I don’t want to make you sad, but unfortunately, this is the reality of growing older. Life feels different from what it once was during the holidays. The time of year we come to know and love as children is suddenly different and every year it feels less and less like the holidays.
I was once Cindy-Lou Who and now I’m the Grinch. I’m not saying I want to ruin Christmas for everyone, but to me, it just doesn’t feel the same as it once did. Since I’ve moved out of my parent’s house, I haven’t had an advent calendar like I did every year as a child. With the fear of ever-increasing debt looming over my head, I can’t buy all the gifts my family deserves. And with no snow on the ground at the beginning of December, the stress of climate change has taken its toll.
I know these things aren’t what make Christmas special, but they embolden my holiday spirit and without them, it just doesn’t feel like Christmas is less than a month away.
With the stress of first semester receding, I want to change my outlook on the holidays and get excited about Christmastime once again. I’ve learned that being a Grinch is a choice. I want to be Cindy-Lou Who again.

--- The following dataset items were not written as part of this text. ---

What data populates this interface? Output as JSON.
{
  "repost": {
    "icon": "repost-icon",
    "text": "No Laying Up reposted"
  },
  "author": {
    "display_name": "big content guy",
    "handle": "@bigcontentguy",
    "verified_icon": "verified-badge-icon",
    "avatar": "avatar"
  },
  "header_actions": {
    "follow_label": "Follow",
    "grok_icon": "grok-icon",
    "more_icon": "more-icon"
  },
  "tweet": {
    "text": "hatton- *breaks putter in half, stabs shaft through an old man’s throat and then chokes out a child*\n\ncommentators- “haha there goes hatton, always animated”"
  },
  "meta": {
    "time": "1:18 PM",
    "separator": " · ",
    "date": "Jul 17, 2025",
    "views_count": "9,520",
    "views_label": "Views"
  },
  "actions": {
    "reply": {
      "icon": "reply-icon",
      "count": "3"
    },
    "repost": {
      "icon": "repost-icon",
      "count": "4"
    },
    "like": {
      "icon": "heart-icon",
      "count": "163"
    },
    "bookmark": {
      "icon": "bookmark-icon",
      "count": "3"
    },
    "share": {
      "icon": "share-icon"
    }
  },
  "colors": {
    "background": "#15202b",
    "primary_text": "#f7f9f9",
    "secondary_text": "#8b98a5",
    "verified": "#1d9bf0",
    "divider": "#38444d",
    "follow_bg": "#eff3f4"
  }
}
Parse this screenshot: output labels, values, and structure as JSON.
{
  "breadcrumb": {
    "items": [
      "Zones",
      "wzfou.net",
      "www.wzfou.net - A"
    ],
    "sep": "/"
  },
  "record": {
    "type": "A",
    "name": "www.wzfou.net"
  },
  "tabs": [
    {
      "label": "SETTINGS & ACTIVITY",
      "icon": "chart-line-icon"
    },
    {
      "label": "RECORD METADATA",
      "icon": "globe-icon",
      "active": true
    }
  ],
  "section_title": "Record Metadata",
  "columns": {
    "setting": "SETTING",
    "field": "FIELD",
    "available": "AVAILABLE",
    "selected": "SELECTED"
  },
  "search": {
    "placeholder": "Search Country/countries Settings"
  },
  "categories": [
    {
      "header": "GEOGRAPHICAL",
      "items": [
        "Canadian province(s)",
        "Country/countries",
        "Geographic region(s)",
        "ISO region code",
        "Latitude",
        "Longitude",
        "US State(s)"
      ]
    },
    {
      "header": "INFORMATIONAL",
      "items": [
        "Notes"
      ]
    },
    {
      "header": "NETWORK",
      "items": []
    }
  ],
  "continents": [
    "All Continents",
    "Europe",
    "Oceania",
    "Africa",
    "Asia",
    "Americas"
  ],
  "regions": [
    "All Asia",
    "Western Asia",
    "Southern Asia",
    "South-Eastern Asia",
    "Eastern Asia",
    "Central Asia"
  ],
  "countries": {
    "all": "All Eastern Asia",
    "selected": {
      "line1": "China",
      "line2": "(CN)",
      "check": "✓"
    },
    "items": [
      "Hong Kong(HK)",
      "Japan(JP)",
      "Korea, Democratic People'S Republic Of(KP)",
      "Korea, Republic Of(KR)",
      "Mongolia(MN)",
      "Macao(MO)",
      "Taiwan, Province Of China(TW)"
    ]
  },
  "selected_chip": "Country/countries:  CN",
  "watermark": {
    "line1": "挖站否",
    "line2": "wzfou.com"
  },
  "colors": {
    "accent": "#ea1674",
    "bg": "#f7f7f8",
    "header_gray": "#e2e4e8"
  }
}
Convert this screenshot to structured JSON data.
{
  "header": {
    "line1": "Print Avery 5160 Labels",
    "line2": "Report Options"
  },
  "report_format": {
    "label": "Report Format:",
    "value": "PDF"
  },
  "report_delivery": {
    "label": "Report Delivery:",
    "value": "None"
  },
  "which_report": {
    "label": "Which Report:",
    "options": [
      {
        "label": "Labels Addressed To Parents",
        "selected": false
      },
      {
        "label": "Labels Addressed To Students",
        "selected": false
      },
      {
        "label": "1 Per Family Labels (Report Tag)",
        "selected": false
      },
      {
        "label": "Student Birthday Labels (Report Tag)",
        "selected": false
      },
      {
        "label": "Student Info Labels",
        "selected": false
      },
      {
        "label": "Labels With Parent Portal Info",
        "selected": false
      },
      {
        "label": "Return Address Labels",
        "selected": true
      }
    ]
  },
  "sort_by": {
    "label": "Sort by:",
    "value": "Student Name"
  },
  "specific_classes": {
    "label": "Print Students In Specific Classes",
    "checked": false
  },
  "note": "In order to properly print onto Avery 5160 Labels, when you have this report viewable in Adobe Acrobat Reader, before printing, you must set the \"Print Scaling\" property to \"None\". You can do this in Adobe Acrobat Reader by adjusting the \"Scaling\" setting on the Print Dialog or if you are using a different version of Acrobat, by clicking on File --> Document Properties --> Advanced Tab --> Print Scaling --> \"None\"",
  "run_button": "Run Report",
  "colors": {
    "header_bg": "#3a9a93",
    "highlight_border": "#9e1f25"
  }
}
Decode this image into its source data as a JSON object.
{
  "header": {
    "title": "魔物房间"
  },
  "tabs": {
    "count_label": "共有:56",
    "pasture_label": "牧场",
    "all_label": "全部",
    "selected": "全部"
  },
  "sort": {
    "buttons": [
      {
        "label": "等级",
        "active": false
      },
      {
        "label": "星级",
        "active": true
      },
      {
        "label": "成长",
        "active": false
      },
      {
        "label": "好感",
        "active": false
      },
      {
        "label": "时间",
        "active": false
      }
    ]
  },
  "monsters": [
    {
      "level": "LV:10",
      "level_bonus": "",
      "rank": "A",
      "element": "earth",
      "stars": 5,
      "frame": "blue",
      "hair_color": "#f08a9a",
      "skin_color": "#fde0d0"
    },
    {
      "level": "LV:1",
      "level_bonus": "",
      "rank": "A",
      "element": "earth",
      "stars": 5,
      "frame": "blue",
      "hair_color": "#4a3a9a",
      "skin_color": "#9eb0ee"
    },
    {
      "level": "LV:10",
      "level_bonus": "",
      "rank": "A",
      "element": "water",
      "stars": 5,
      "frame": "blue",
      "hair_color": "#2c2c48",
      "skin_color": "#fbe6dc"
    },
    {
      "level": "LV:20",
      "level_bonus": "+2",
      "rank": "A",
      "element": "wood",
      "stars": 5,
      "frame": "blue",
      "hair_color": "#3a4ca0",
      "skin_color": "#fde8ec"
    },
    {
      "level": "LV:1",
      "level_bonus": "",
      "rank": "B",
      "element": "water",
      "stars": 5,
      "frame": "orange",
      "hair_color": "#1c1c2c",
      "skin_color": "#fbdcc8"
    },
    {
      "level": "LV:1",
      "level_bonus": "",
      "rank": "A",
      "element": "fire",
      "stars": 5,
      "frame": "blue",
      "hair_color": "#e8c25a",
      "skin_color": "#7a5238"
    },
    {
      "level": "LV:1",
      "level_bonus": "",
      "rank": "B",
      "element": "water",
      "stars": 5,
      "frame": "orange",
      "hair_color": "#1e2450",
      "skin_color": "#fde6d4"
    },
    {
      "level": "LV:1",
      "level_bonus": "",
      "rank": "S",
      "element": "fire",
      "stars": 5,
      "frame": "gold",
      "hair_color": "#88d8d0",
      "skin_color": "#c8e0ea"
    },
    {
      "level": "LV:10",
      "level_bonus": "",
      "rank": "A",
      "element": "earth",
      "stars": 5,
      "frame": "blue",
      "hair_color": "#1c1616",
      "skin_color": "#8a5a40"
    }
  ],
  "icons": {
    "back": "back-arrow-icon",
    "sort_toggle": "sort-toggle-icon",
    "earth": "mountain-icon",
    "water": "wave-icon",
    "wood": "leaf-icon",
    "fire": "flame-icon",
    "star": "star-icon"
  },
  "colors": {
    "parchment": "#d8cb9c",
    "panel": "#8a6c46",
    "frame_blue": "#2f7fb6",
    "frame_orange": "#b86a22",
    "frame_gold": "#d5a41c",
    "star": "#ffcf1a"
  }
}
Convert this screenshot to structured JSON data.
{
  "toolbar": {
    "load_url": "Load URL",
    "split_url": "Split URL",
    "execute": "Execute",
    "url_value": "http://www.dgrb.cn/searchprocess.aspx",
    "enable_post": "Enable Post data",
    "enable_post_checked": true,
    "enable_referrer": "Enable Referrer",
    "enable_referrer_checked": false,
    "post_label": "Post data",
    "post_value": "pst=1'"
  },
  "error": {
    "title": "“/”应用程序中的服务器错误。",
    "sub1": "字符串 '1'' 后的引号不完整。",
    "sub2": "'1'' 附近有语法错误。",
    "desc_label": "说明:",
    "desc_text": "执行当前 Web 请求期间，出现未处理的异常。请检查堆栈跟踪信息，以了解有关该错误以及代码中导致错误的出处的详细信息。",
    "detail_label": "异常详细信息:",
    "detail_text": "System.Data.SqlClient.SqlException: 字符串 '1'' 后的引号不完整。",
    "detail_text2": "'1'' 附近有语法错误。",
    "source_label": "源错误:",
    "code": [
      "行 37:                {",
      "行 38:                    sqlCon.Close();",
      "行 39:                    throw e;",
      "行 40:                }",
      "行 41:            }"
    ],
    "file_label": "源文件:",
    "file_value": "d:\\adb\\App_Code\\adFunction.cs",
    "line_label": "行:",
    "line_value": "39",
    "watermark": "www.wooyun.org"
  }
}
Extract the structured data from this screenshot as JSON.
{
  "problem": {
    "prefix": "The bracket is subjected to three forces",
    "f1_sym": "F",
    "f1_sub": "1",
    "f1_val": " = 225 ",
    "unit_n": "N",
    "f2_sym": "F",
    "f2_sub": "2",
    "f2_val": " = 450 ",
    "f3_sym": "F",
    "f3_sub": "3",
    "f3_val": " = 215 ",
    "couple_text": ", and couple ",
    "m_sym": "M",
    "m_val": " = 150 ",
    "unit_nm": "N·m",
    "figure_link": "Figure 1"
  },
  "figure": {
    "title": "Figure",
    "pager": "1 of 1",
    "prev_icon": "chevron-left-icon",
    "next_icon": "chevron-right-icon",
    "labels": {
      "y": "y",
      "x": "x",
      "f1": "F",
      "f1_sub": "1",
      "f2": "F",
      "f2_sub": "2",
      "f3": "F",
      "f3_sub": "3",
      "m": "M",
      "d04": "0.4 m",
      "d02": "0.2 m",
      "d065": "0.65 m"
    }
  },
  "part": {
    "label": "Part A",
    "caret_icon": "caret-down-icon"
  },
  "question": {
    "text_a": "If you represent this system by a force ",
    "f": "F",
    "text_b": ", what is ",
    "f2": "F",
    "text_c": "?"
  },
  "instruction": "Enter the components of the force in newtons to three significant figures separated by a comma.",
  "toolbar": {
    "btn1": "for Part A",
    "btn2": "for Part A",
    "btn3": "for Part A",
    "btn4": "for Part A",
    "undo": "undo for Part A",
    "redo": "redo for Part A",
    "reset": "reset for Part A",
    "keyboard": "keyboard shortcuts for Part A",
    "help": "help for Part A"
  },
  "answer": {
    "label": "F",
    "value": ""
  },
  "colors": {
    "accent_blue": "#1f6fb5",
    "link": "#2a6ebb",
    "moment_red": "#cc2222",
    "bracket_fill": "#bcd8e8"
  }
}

I know I won’t be able to return to my childlike state of wonder and excitement, but I can still make the most of it.
I bought an advent calendar. I bought the first gift of the season and I can’t wait to wrap it. And I think I might just send Christmas cards to my friends. I might even bust out the Christmas sweater and hot chocolate.
Just because the world around you changes doesn’t mean you have to change with it.
My heart just grew three sizes bigger.